Le rapport définit en effet « l’intelligence économique comme l’ensemble des actions coordonnées de recherche, de traitement et de distribution [aux acteurs économiques] de l’information utile », «en vue de son exploitation ».
La protection n’apparaît pas dans la définition proprement dite, mais de manière tout-à-fait annexe en précisant que « ces diverses actions [les actions coordonnées de recherche, de traitement et de distribution de l’information utile], sont menées de manière légale et avec toutes les garanties de protection nécessaires à la préservation du patrimoine ». L’influence n'apparaît pas non plus. Pourtant, le rapport précise ensuite que la notion d’intelligence économique implique « le dépassement des actions partielles désignées par les vocables de documentation, de veille, de protection du patrimoine concurrentiel, d’influence ».

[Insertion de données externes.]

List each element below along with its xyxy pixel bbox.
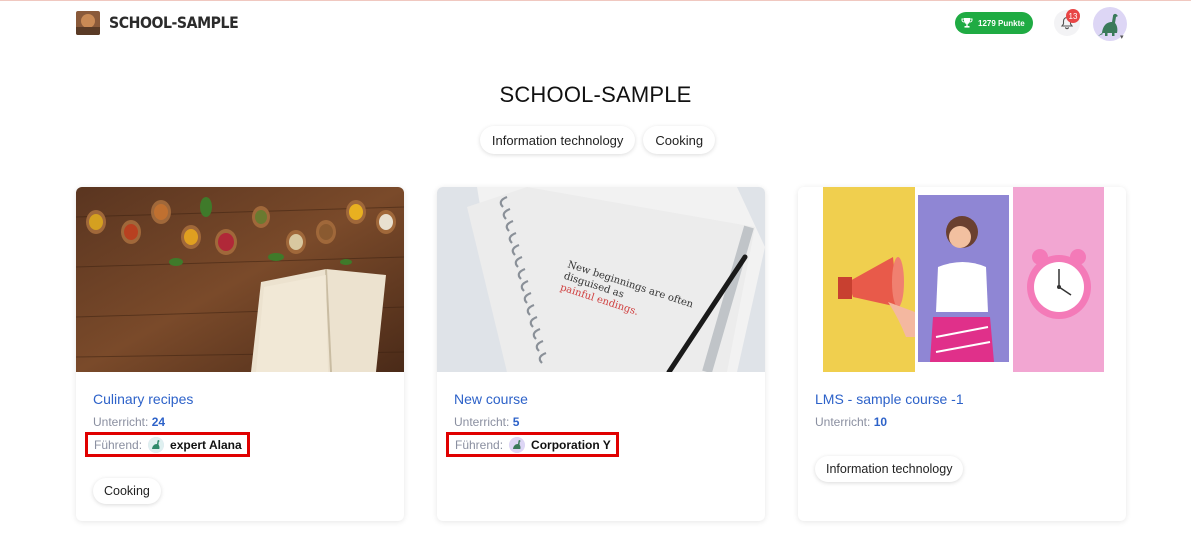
course-card[interactable]: Culinary recipes Unterricht: 24 Führend:… bbox=[76, 187, 404, 521]
leader-name[interactable]: Corporation Y bbox=[531, 438, 611, 452]
course-title[interactable]: New course bbox=[454, 391, 528, 407]
lessons-label: Unterricht: bbox=[454, 415, 510, 429]
leader-avatar bbox=[509, 436, 526, 453]
dinosaur-icon bbox=[148, 436, 165, 453]
trophy-icon bbox=[961, 18, 973, 28]
brand-name[interactable]: SCHOOL-SAMPLE bbox=[109, 13, 239, 32]
dinosaur-icon bbox=[509, 436, 526, 453]
course-image-spices[interactable] bbox=[76, 187, 404, 372]
page-title: SCHOOL-SAMPLE bbox=[499, 82, 692, 107]
chevron-down-icon[interactable]: ▾ bbox=[1120, 33, 1124, 41]
category-chip-information-technology[interactable]: Information technology bbox=[479, 126, 636, 154]
lessons-label: Unterricht: bbox=[815, 415, 871, 429]
lessons-value: 10 bbox=[873, 415, 888, 429]
top-header: SCHOOL-SAMPLE 1279 Punkte 13 ▾ bbox=[0, 1, 1191, 45]
lesson-count: Unterricht: 24 bbox=[93, 415, 165, 429]
course-image-notebook[interactable]: New beginnings are often disguised as pa… bbox=[437, 187, 765, 372]
course-card[interactable]: LMS - sample course -1 Unterricht: 10 In… bbox=[798, 187, 1126, 521]
course-tag[interactable]: Information technology bbox=[815, 456, 964, 482]
lessons-value: 5 bbox=[512, 415, 520, 429]
leader-avatar bbox=[148, 436, 165, 453]
points-badge[interactable]: 1279 Punkte bbox=[955, 12, 1033, 34]
leader-name[interactable]: expert Alana bbox=[170, 438, 242, 452]
leader-label: Führend: bbox=[455, 437, 504, 452]
notification-count-badge: 13 bbox=[1066, 9, 1080, 23]
course-image-collage[interactable] bbox=[798, 187, 1126, 372]
lessons-value: 24 bbox=[151, 415, 166, 429]
course-card[interactable]: New beginnings are often disguised as pa… bbox=[437, 187, 765, 521]
school-logo[interactable] bbox=[76, 11, 100, 35]
lesson-count: Unterricht: 5 bbox=[454, 415, 519, 429]
course-title[interactable]: LMS - sample course -1 bbox=[815, 391, 964, 407]
lessons-label: Unterricht: bbox=[93, 415, 149, 429]
leader-label: Führend: bbox=[94, 437, 143, 452]
points-label: 1279 Punkte bbox=[978, 18, 1025, 28]
category-filter-bar: Information technology Cooking bbox=[0, 126, 1191, 154]
course-leader: Führend: Corporation Y bbox=[446, 432, 619, 457]
category-chip-cooking[interactable]: Cooking bbox=[643, 126, 716, 154]
course-tag[interactable]: Cooking bbox=[93, 478, 161, 504]
course-leader: Führend: expert Alana bbox=[85, 432, 250, 457]
course-title[interactable]: Culinary recipes bbox=[93, 391, 193, 407]
lesson-count: Unterricht: 10 bbox=[815, 415, 887, 429]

Protection et influence, conditions de réalisation de l'action, n’apparaissent donc logiquement pas dans la définition stricto sensu de la fonction, mais sont néanmoins curieusement désignées comme de véritables activités spécifiques de l’intelligence économique, même si elles ne sont que "partielles". Cet étonnant raccourci mélange en réalité les conditions de réalisation (légalité et sécurité) d’une activité (l’intelligence économique) avec l’activité elle-même. Il confond en outre une contrainte s’appliquant à l’activité en question (la légalité) avec une garantie supposée lui être donnée (la sécurité). Ce double raccourci s’avère à notre avis doublement vicieux, car il porte en lui toutes les dérives qui plombent en France le concept d’intelligence économique depuis ses origines.
Mettant en effet dans le même sac ces deux notions particulièrement interdépendantes que sont la légalité et la protection, et oubliant la qualité de simple condition à garantir de la seconde pour la confondre avec l’action elle-même, il estompe totalement la qualité de condition à respecter de la première. La condition si essentielle de respect de la légalité s’efface ainsi devant un impératif de sécurité qui fait de la protection une action d’intelligence économique à part entière. Celle-ci va d’ailleurs devenir par la suite un des trois piliers de la discipline avec l’exploitation de l’information utile (recherche, traitement et distribution) qui si l’on en croit la définition initiale suffit à caractériser l'activité d'intelligence économique, et l’influence qui vient se greffer sur ce dispositif disparate sans que l’on sache véritablement pourquoi.
Exit alors la légalité qui devrait aller de soi, mais qu’il devient nécessaire de rappeler à chaque instant tant les dérives paraissent faciles ou en tout cas tentantes. À force d’expliquer non sans raison, mais avec beaucoup de légèreté source de grande ambiguïté, qu’il est nécessaire de bien connaître les méthodes des voyous pour mieux s’en protéger, la discipline s’est dotée d’une image sulfureuse que l’utilisation d’un anglicisme largement connoté par les pratiques d’espionnage des grandes "agences" ne contribue pas à atténuer. Le mélange des notions de légalité et de protection, ainsi que la confusion entre contrainte de l'action, garantie à lui assurer et l'action elle-même, qui fragilisent le concept en en obscurcissant les contours, sont probablement à la source de bien des difficultés d’interprétation qu’il rencontre.
Ainsi, le concept d’intelligence économique, s’éloignant peu à peu de l’exploitation de l’information utile (recherche, traitement et distribution) qui fonde sa fonction, se dissout peu à peu dans le concept stratégique au point de se confondre en tous points avec la fonction stratégique (on peut lire utilement sur ce sujet un article publié il y a quelques années déjà : "Faut-il laisser l’intelligence économique se dissoudre dans le management stratégique ?", Agoravox, 13 déc 2007).